Despite once working on farms belonging to the Muslim Fulani ethnic group, the Berom people of Ku-Got now look out over the silhouetted mountains and worry that armed Fulani herders will be coming down the ridge. Villagers say they buried two old women killed by Fulani raiders Sunday. The attackers razed their homes, broke a glass pulpit at the Christian church and destroyed the community's only satellite television receiver.
"They want to inherit the land," said the Rev. Joshua T. Dafom, who preaches at the church. "They want to wipe us out to inherit the land to graze their animals."
Fulani community leader Sale Bayari denied that Fulanis took part in Sunday's killings.
He says groups of armed Fulanis now guard their herds of cattle rather than watching over their animals alone and unarmed as they once did. The men fear another "guerrilla war" against the ethnic group that left many of them dead during the January rioting.
Bayari says they are prepared: "My people have an instinct for survival," he said.
Bayari is being sought by police for allegedly inciting the Sunday attacks. He spoke to The Associated Press by mobile telephone from a neighboring state.
Plateau state, of which Jos is the capital, has long been known as "The Home of Peace and Tourism." It has unspoiled savannas, wild animals like leopards and hippos, waterfalls and curious rock outcroppings.

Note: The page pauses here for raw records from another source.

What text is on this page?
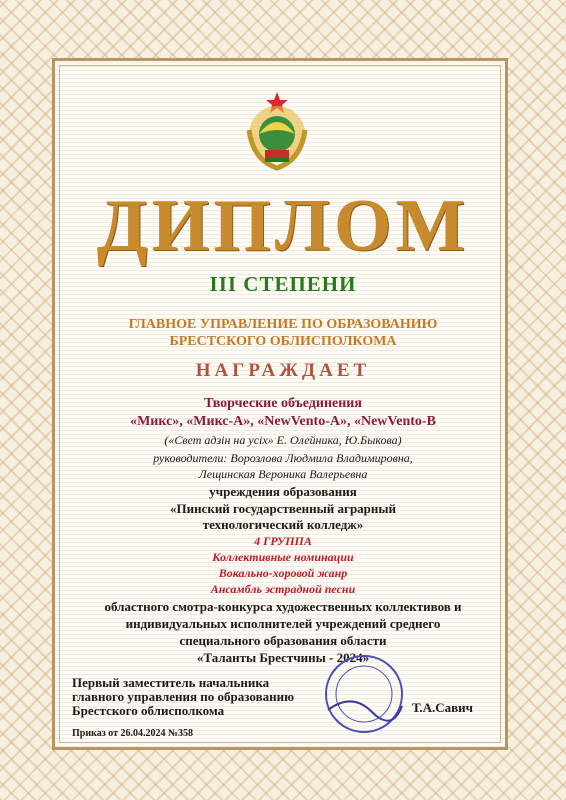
ДИПЛОМ
III СТЕПЕНИ
ГЛАВНОЕ УПРАВЛЕНИЕ ПО ОБРАЗОВАНИЮ
БРЕСТСКОГО ОБЛИСПОЛКОМА
НАГРАЖДАЕТ
Творческие объединения
«Микс», «Микс-А», «NewVento-A», «NewVento-B
(«Свет адзін на усіх» Е. Олейника, Ю.Быкова)
руководители: Ворозлова Людмила Владимировна,
Лещинская Вероника Валерьевна
учреждения образования
«Пинский государственный аграрный
технологический колледж»
4 ГРУППА
Коллективные номинации
Вокально-хоровой жанр
Ансамбль эстрадной песни
областного смотра-конкурса художественных коллективов и
индивидуальных исполнителей учреждений среднего
специального образования области
«Таланты Брестчины - 2024»
Первый заместитель начальника
главного управления по образованию
Брестского облисполкома	Т.А.Савич
Приказ от 26.04.2024 №358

But the monicker is now a sad irony.
Jos was also once a hub for tin mining, but its economic fortunes have waned in the last decades. Muslims are locked out of stable government jobs because the state views them as settlers, not Christian "indigenes." Christians have a strained relationship with the Hausa-speaking Muslims who run businesses and live in the region.
All these tensions boiled over in September 2001 in rioting that killed more than 1,000 people. Mobs of Christian young men roved the streets of Jos, asking people if they were Christian or Muslim. When a person answered Muslim, the mob would attack with knives, machetes and sticks.
Another convulsion of violence hit in 2004, in which 700 people were killed. More than 300 residents died during a similar upheaval in 2008.
Now, instead of talk of peace, there is talk of more revenge and of pre-emptive attacks.
"Plateau state has become a jungle," Bayari said.